Very occasionally, I read a book that seems to speak closely of my own experience, and Joyce Carol Oates's A Widow's Story is just such a book. Written in the (almost immediate) aftermath of her own husband's death, it is a poignant and very personal account of her own experience of widowhood, and as I read it I wondered whether readers who have never experienced anything like this can identify with it in the way that I did.
Everything is there. The isnomnia, the despair, the fear, the feeling of beng apart - different, isolated - from the rest of the human race, the terrible aloneness, and perhaps most of all, the ever-present possibility (opportunity?) of suicide: the door through which the bereaved can choose to pass if the experience becomes totally unbearable. When it happened to me, I wondered whether I was more than a little mad. The answer (from this book) is yes. But that's okay. That's normal. Bereavement is a form of madness.

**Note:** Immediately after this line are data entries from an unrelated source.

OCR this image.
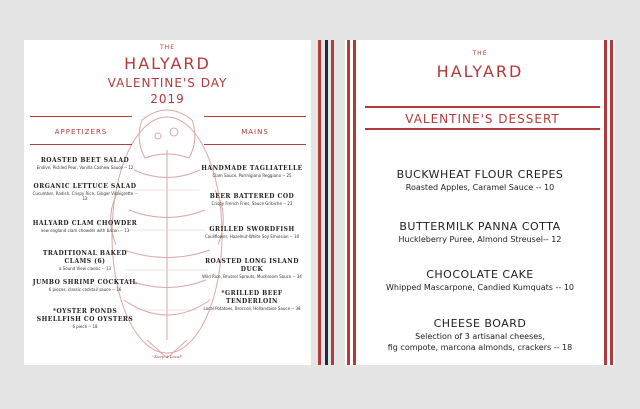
THE
HALYARD
VALENTINE'S DAY
2019
APPETIZERS	MAINS
ROASTED BEET SALAD
Endive, Pickled Pear, Vanilla Cashew Sauce -- 12
ORGANIC LETTUCE SALAD
Cucumber, Radish, Crispy Rice, Ginger Vinaigrette -- 12
HALYARD CLAM CHOWDER
new england clam chowder with bacon -- 13
TRADITIONAL BAKED CLAMS (6)
a Sound View classic -- 13
JUMBO SHRIMP COCKTAIL
6 pieces, classic cocktail sauce -- 16
*OYSTER PONDS SHELLFISH CO OYSTERS
6 piece -- 18
HANDMADE TAGLIATELLE
Clam Sauce, Parmigiano Reggiano -- 25
BEER BATTERED COD
Crispy French Fries, Sauce Gribiche -- 23
GRILLED SWORDFISH
Cauliflower, Hazelnut-White Soy Emulsion -- 30
ROASTED LONG ISLAND DUCK
Wild Rice, Brussel Sprouts, Mushroom Sauce -- 34
*GRILLED BEEF TENDERLOIN
Local Potatoes, Broccoli, Hollandaise Sauce -- 38
"Keep it Local"
THE
HALYARD
VALENTINE'S DESSERT
BUCKWHEAT FLOUR CREPES
Roasted Apples, Caramel Sauce -- 10
BUTTERMILK PANNA COTTA
Huckleberry Puree, Almond Streusel-- 12
CHOCOLATE CAKE
Whipped Mascarpone, Candied Kumquats -- 10
CHEESE BOARD
Selection of 3 artisanal cheeses,
fig compote, marcona almonds, crackers -- 18
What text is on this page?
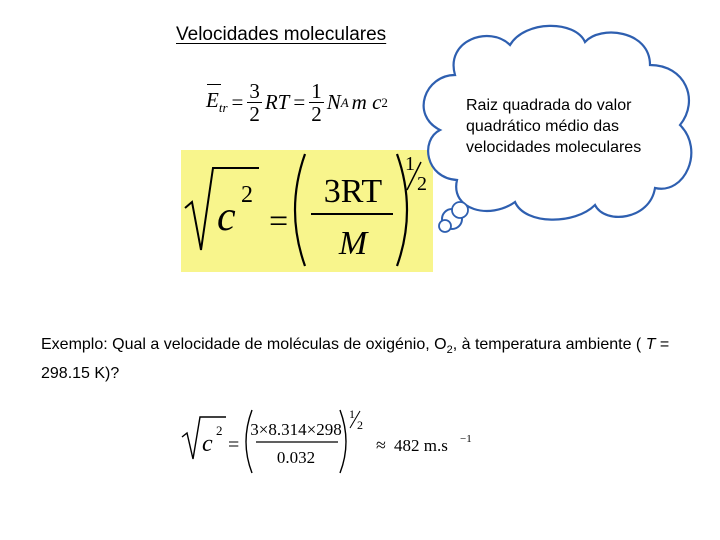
Velocidades moleculares
$E_{tr} = \frac{3}{2}$ RT = $\frac{1}{2}$ N A m c 2
c 2
=
3RT
M
1
2
Raiz quadrada do valor quadrático médio das velocidades moleculares
Exemplo: Qual a velocidade de moléculas de oxigénio, $O_2$, à temperatura ambiente ( T = 298.15 K)?
c
2
=
3×8.314×298
0.032
1
2
≈ 482 m.s −1
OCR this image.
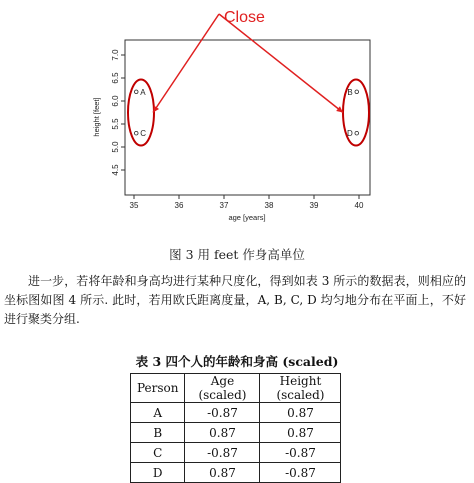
35	36	37	38	39	40
4.5
5.0
5.5
6.0
6.5
7.0
A	B
C	D
age [years]
height [feet]
Close
图 3 用 feet 作身高单位

进一步，若将年龄和身高均进行某种尺度化，得到如表 3 所示的数据表，则相应的坐标图如图 4 所示. 此时，若用欧氏距离度量，A, B, C, D 均匀地分布在平面上，不好进行聚类分组.

表 3 四个人的年龄和身高 (scaled)
Person	Age (scaled)	Height (scaled)
A	-0.87	0.87
B	0.87	0.87
C	-0.87	-0.87
D	0.87	-0.87
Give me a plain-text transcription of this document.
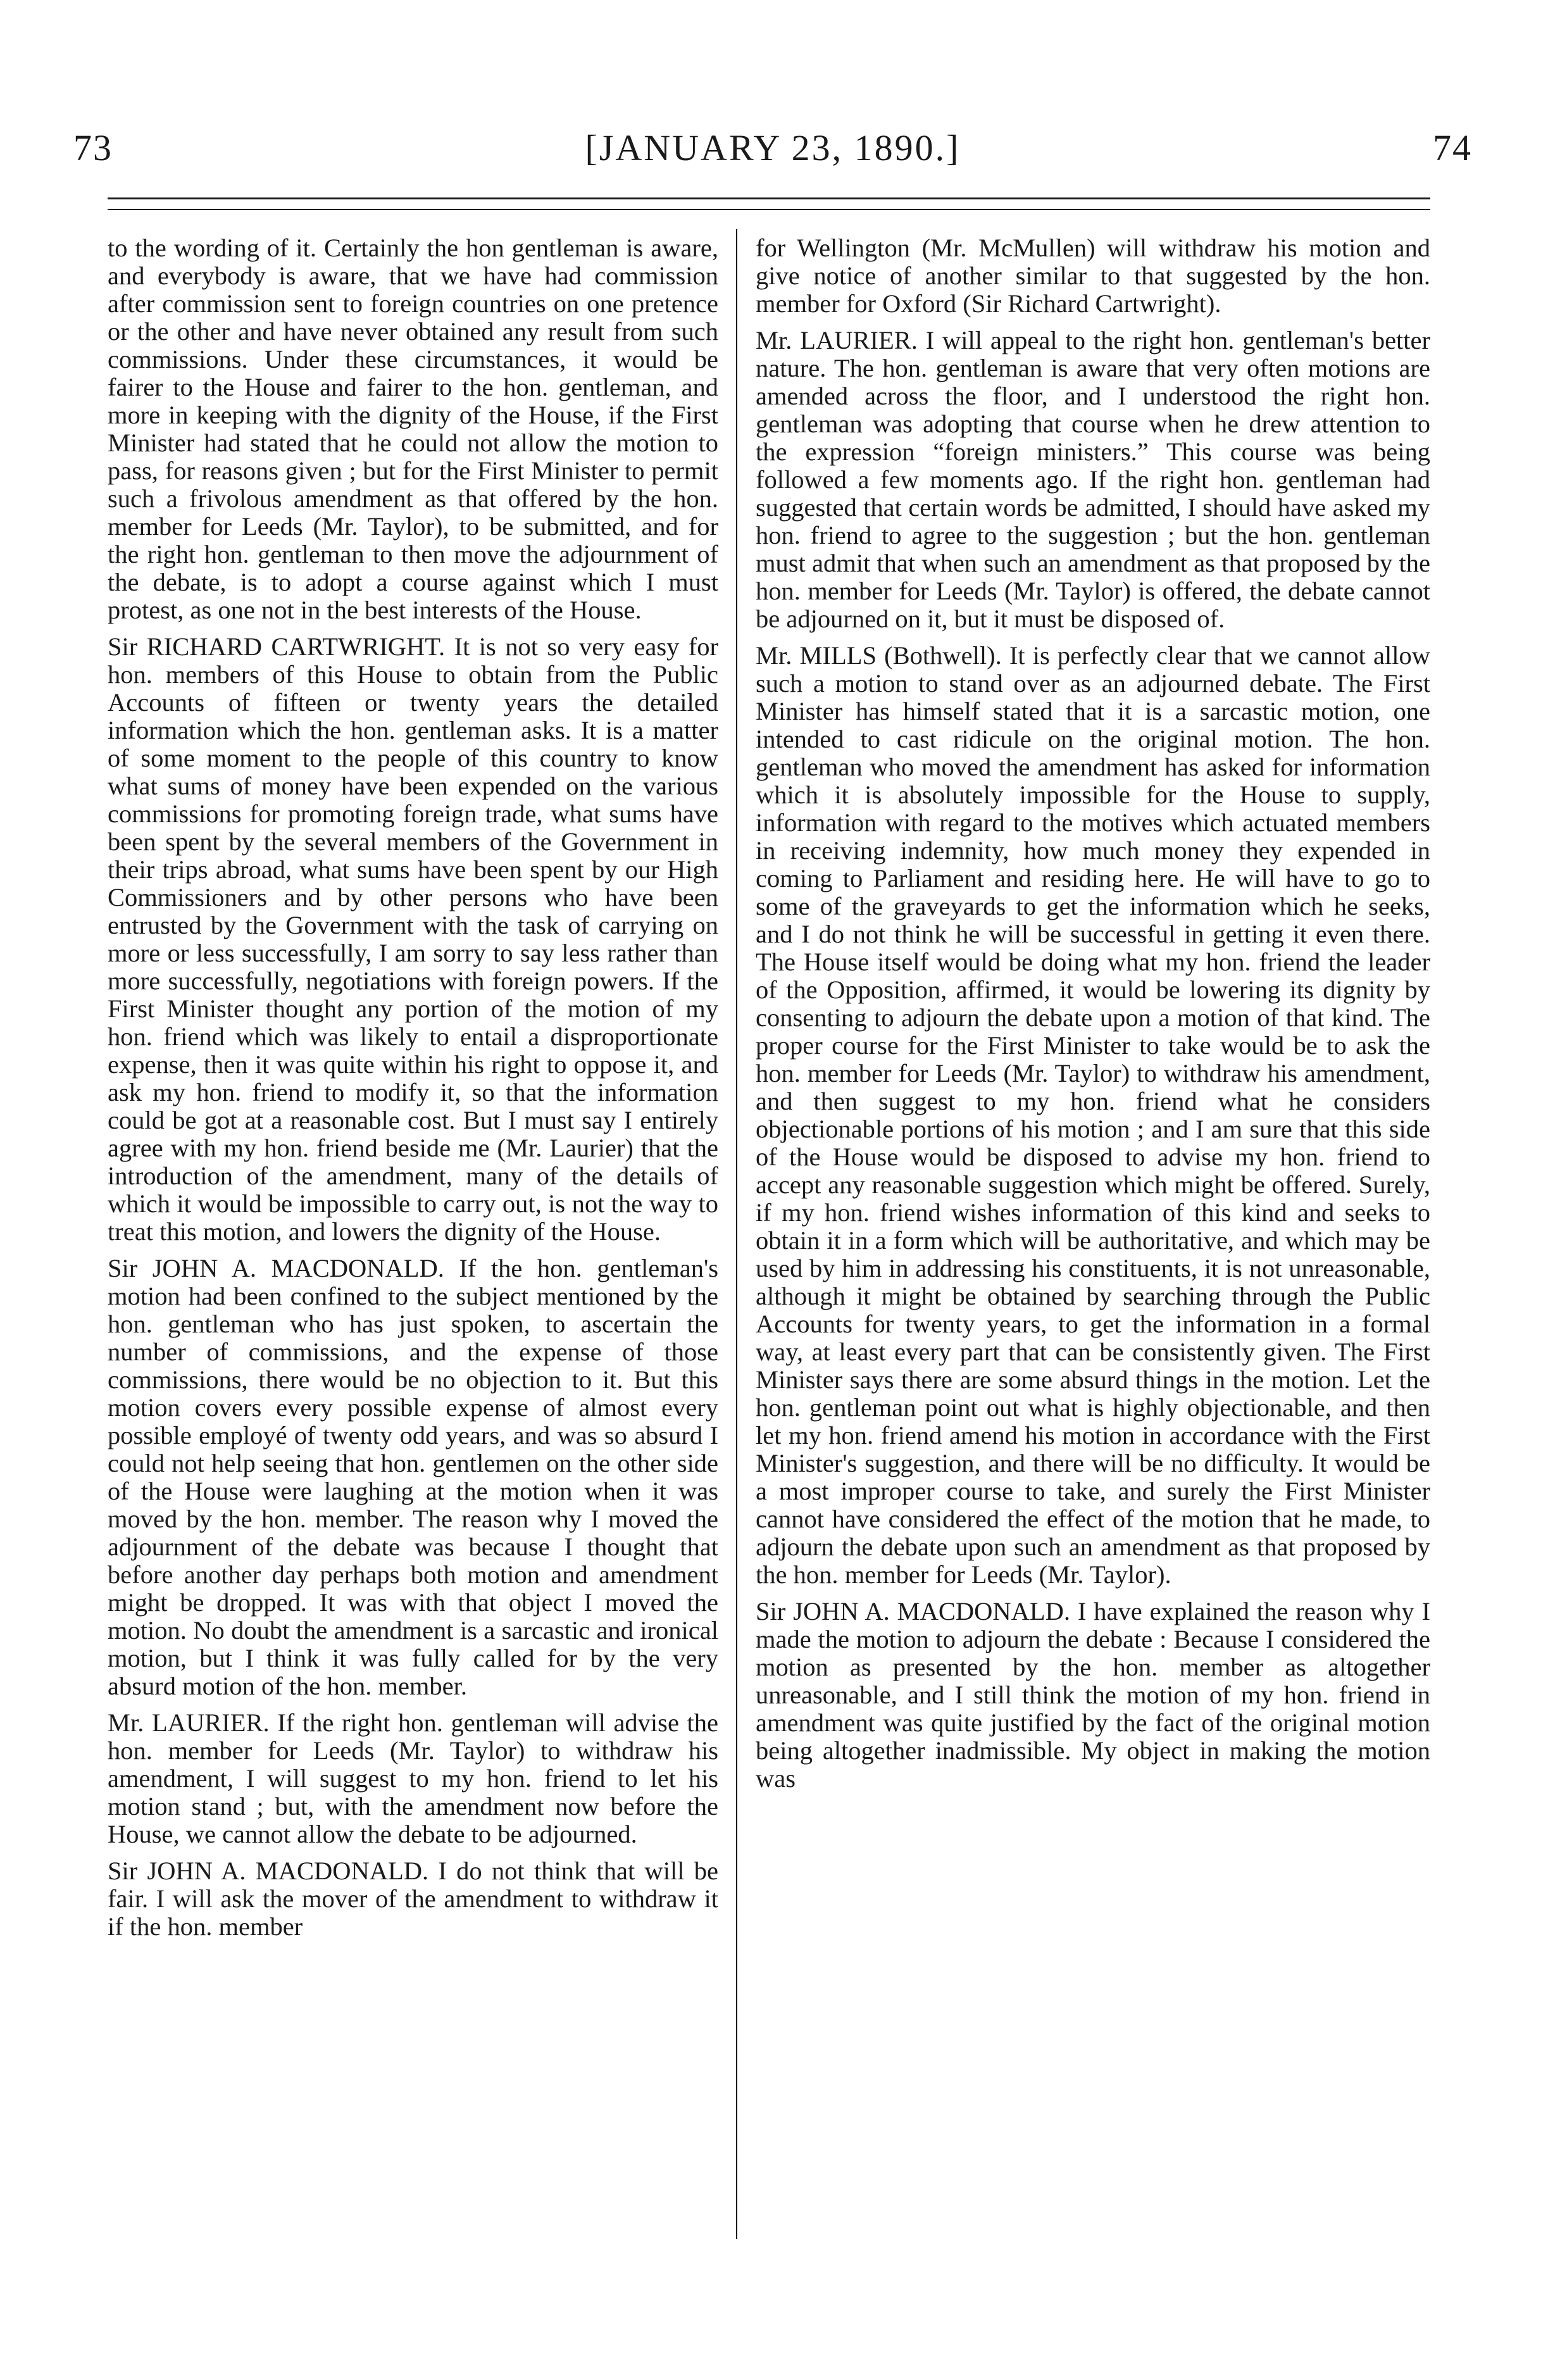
73	[JANUARY 23, 1890.]	74

to the wording of it. Certainly the hon gentleman is aware, and everybody is aware, that we have had commission after commission sent to foreign countries on one pretence or the other and have never obtained any result from such commissions. Under these circumstances, it would be fairer to the House and fairer to the hon. gentleman, and more in keeping with the dignity of the House, if the First Minister had stated that he could not allow the motion to pass, for reasons given ; but for the First Minister to permit such a frivolous amendment as that offered by the hon. member for Leeds (Mr. Taylor), to be submitted, and for the right hon. gentleman to then move the adjournment of the debate, is to adopt a course against which I must protest, as one not in the best interests of the House.

Sir RICHARD CARTWRIGHT. It is not so very easy for hon. members of this House to obtain from the Public Accounts of fifteen or twenty years the detailed information which the hon. gentleman asks. It is a matter of some moment to the people of this country to know what sums of money have been expended on the various commissions for promoting foreign trade, what sums have been spent by the several members of the Government in their trips abroad, what sums have been spent by our High Commissioners and by other persons who have been entrusted by the Government with the task of carrying on more or less successfully, I am sorry to say less rather than more successfully, negotiations with foreign powers. If the First Minister thought any portion of the motion of my hon. friend which was likely to entail a disproportionate expense, then it was quite within his right to oppose it, and ask my hon. friend to modify it, so that the information could be got at a reasonable cost. But I must say I entirely agree with my hon. friend beside me (Mr. Laurier) that the introduction of the amendment, many of the details of which it would be impossible to carry out, is not the way to treat this motion, and lowers the dignity of the House.

Sir JOHN A. MACDONALD. If the hon. gentleman's motion had been confined to the subject mentioned by the hon. gentleman who has just spoken, to ascertain the number of commissions, and the expense of those commissions, there would be no objection to it. But this motion covers every possible expense of almost every possible employé of twenty odd years, and was so absurd I could not help seeing that hon. gentlemen on the other side of the House were laughing at the motion when it was moved by the hon. member. The reason why I moved the adjournment of the debate was because I thought that before another day perhaps both motion and amendment might be dropped. It was with that object I moved the motion. No doubt the amendment is a sarcastic and ironical motion, but I think it was fully called for by the very absurd motion of the hon. member.

Mr. LAURIER. If the right hon. gentleman will advise the hon. member for Leeds (Mr. Taylor) to withdraw his amendment, I will suggest to my hon. friend to let his motion stand ; but, with the amendment now before the House, we cannot allow the debate to be adjourned.

Sir JOHN A. MACDONALD. I do not think that will be fair. I will ask the mover of the amendment to withdraw it if the hon. member

for Wellington (Mr. McMullen) will withdraw his motion and give notice of another similar to that suggested by the hon. member for Oxford (Sir Richard Cartwright).

Mr. LAURIER. I will appeal to the right hon. gentleman's better nature. The hon. gentleman is aware that very often motions are amended across the floor, and I understood the right hon. gentleman was adopting that course when he drew attention to the expression “foreign ministers.” This course was being followed a few moments ago. If the right hon. gentleman had suggested that certain words be admitted, I should have asked my hon. friend to agree to the suggestion ; but the hon. gentleman must admit that when such an amendment as that proposed by the hon. member for Leeds (Mr. Taylor) is offered, the debate cannot be adjourned on it, but it must be disposed of.

Mr. MILLS (Bothwell). It is perfectly clear that we cannot allow such a motion to stand over as an adjourned debate. The First Minister has himself stated that it is a sarcastic motion, one intended to cast ridicule on the original motion. The hon. gentleman who moved the amendment has asked for information which it is absolutely impossible for the House to supply, information with regard to the motives which actuated members in receiving indemnity, how much money they expended in coming to Parliament and residing here. He will have to go to some of the graveyards to get the information which he seeks, and I do not think he will be successful in getting it even there. The House itself would be doing what my hon. friend the leader of the Opposition, affirmed, it would be lowering its dignity by consenting to adjourn the debate upon a motion of that kind. The proper course for the First Minister to take would be to ask the hon. member for Leeds (Mr. Taylor) to withdraw his amendment, and then suggest to my hon. friend what he considers objectionable portions of his motion ; and I am sure that this side of the House would be disposed to advise my hon. friend to accept any reasonable suggestion which might be offered. Surely, if my hon. friend wishes information of this kind and seeks to obtain it in a form which will be authoritative, and which may be used by him in addressing his constituents, it is not unreasonable, although it might be obtained by searching through the Public Accounts for twenty years, to get the information in a formal way, at least every part that can be consistently given. The First Minister says there are some absurd things in the motion. Let the hon. gentleman point out what is highly objectionable, and then let my hon. friend amend his motion in accordance with the First Minister's suggestion, and there will be no difficulty. It would be a most improper course to take, and surely the First Minister cannot have considered the effect of the motion that he made, to adjourn the debate upon such an amendment as that proposed by the hon. member for Leeds (Mr. Taylor).

Sir JOHN A. MACDONALD. I have explained the reason why I made the motion to adjourn the debate : Because I considered the motion as presented by the hon. member as altogether unreasonable, and I still think the motion of my hon. friend in amendment was quite justified by the fact of the original motion being altogether inadmissible. My object in making the motion was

Joyce has no children. This in a way is the elephant in the room (elephant in the book?) because while her relationship and her marriage are described in detail, there's no mention of children; of whether they wanted and couldn't have them, or whether they decided against having a family. I had children. They were my reason for staying alive. Her reasons are not so clear. Friends, her writing, life itself perhaps? But nearing the end of the book, I wonder whether, without my beloved children, these things would have been enough for me.